BOOKS: Do It Anyway

Quick test: How would you describe yourself? What are the first three words that come to mind? Friend, Mother, Writer, Doctor, Caretaker...

What about "Activist"?

It's a loaded title, right? An identity that certainly comes with a lot of baggage. I can think of several angsty questions that run through my mind that make me hesitant to call myself an activist. "Am I really doing enough? Is what I'm doing important? What if I mess up? Or worse, what if all the work I do results in nothing?"

In Courtney Martin's new book, Do It Anyway, Martin (who, full disclosure, helped with the launch of Her Blueprint and is a friend of IMOW) profiles eight young people in the U.S. who she describes as "breathtakingly ordinary" and who are, despite setbacks, criticism, struggles, doing what they believe in to make a change in the world. She features everyone from Raul Diaz, a case manager who helps formerly imprisoned gang members in the Boyle Heights neighborhood of Los Angeles re-enter society, to the actress Rosario Dawson, who uses her celebrity status to call attention to movements such as Voto Latino, which encourages the Latino American population to get to the polls.

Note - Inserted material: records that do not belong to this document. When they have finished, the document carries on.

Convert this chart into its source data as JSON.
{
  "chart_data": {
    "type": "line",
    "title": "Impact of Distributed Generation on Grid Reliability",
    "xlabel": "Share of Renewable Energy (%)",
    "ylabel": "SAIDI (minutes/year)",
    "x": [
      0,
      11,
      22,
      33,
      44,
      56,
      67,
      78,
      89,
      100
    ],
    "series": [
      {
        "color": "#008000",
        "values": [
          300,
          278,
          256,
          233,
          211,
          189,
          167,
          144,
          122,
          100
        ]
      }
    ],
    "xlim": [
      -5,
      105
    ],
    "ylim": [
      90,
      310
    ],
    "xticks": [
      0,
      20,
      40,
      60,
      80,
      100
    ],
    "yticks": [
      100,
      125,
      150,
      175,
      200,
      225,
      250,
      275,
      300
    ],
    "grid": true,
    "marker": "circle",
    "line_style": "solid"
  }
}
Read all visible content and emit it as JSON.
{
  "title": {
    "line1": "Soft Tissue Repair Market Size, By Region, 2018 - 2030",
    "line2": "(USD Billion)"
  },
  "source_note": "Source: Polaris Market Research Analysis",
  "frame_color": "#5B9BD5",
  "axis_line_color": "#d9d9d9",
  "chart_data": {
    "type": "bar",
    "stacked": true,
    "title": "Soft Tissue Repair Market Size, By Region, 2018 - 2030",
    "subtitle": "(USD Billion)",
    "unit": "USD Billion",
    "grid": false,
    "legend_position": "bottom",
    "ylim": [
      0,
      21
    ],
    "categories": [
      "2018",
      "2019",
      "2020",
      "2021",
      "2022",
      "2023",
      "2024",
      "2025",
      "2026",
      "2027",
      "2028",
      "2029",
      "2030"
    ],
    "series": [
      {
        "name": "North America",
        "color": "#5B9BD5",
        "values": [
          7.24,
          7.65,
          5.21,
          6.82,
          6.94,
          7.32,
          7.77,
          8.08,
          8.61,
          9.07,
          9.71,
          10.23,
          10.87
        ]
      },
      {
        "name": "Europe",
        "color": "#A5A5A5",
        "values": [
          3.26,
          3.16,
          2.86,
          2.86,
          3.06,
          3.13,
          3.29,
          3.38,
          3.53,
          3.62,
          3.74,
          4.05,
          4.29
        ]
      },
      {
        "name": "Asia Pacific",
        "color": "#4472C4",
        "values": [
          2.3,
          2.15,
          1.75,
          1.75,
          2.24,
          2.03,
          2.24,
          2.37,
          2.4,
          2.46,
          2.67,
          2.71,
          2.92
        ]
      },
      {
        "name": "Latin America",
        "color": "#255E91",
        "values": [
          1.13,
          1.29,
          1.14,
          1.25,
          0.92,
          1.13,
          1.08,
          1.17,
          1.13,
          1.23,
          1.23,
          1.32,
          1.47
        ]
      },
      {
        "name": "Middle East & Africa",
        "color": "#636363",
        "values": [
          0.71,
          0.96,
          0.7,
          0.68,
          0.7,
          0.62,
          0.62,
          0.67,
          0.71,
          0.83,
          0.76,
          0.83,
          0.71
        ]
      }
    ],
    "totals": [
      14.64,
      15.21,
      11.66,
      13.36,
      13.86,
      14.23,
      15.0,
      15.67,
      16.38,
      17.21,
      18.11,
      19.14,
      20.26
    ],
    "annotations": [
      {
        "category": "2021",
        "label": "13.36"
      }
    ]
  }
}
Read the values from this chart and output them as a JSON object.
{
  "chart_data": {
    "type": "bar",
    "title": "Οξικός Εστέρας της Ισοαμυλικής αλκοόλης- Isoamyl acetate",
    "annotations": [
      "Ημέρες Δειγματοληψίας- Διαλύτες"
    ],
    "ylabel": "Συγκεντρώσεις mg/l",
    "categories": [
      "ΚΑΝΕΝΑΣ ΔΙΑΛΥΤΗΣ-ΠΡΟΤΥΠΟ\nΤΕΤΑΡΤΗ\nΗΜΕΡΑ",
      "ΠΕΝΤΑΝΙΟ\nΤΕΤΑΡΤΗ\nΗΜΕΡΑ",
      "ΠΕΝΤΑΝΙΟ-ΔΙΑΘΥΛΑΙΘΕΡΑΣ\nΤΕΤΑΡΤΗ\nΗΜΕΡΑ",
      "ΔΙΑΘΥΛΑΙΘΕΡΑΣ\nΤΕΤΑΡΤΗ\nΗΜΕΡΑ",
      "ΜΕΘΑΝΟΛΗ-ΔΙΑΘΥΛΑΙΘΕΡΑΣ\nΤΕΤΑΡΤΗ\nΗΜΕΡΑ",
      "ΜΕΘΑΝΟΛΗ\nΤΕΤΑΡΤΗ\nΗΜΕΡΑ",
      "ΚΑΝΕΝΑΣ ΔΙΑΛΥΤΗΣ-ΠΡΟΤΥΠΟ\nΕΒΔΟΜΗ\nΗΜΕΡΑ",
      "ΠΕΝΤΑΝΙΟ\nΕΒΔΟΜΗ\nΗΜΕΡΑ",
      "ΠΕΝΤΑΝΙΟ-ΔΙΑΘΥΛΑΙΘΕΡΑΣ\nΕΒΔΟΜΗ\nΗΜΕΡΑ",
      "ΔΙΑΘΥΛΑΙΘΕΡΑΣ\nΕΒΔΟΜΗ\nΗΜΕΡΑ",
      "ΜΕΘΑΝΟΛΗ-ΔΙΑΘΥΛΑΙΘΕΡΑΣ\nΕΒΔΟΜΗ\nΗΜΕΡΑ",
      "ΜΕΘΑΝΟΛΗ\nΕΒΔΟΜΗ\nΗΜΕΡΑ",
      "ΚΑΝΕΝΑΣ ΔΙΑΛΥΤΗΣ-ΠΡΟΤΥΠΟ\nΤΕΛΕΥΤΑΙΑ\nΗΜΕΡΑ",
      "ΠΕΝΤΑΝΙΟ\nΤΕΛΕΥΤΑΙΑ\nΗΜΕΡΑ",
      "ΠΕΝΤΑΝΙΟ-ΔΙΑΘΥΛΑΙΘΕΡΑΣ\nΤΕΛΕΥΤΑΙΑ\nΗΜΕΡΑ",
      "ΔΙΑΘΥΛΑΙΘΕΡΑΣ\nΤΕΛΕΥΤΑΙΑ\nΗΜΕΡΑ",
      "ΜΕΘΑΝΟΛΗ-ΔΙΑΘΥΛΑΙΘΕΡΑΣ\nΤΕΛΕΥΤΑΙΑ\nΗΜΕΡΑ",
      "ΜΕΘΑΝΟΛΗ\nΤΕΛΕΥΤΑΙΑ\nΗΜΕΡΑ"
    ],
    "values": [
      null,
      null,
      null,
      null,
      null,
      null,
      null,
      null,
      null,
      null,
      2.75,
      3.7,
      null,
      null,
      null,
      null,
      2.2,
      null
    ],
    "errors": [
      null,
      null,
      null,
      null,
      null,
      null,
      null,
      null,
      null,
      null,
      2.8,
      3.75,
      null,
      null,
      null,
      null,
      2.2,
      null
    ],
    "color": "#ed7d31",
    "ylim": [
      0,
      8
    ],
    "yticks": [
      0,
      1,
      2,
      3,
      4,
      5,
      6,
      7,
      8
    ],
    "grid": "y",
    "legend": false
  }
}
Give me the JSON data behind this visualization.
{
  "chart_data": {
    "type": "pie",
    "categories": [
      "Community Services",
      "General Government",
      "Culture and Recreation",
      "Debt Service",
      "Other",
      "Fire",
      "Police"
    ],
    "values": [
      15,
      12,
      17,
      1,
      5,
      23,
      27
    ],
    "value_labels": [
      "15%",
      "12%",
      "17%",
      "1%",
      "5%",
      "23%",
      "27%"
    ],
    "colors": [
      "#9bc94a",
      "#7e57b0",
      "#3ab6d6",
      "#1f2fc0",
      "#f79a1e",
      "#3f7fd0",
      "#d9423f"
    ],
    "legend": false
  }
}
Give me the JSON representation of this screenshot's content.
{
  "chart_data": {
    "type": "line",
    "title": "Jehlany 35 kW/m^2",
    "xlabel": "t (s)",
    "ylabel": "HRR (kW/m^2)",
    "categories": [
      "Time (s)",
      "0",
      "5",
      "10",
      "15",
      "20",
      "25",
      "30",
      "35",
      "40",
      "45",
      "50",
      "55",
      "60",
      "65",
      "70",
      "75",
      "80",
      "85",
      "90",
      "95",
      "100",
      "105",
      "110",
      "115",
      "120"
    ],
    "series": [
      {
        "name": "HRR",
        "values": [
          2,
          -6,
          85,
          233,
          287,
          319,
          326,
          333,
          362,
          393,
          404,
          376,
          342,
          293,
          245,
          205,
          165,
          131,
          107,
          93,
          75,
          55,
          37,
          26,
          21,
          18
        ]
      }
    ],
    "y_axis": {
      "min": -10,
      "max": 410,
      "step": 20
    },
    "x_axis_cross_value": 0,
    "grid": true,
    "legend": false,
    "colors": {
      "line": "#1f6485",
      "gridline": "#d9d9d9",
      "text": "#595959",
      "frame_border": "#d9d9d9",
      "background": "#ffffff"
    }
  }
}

Martin acknowledges that, in the wake of the gamechanging activists of the 60s and 70s, this generation's activism can seem less passionate, less hands-on, perhaps less effective. But she says that's a misconception. Instead, this generation's activism "exists in defining moments--usually far from the glare of the television camera's eye or the flashing red light of the journalist's voice recorder." And indeed, the eight portraits in this book exhibit that the current activists are no less dedicated, no less passionate, and no less willing to sacrifice.

I see Do It Anyway as a call to arms for a new generation of activists, of people who want to make a difference in the world despite knowing how hard it can be, how maddeningly impossible it is to Completely Change Everything. And my favorite lesson in Do It Anyway is what's called "Good Failure." Martin says that after talking to the many young activists profiled in the book, she learned "that failure is, indeed, usually inevitable." Instead, she encourages the embracing of good failures:
"Good failures are what you achieve when you aim to transform an entire broken system and end up healing one broken soul. They are the small victories ... It's not that we shouldn't aim to transform the prison industrial complex, reduce wealth disparity in this country, cure HIV and AIDS, fix public education. It's that we must hold these large-scale revolutions in our hearts while tackling small, radical acts every day with our hands. We must wake up wondering how we might fail at changing absolutely everything in such a way that we manage to change a little something."
It's an inspiring message, a reminder to give yourself permission to put your all into it, perhaps fail, wake up again despite a record of setbacks and failures, put on the cloak of Activist, and do it anyway.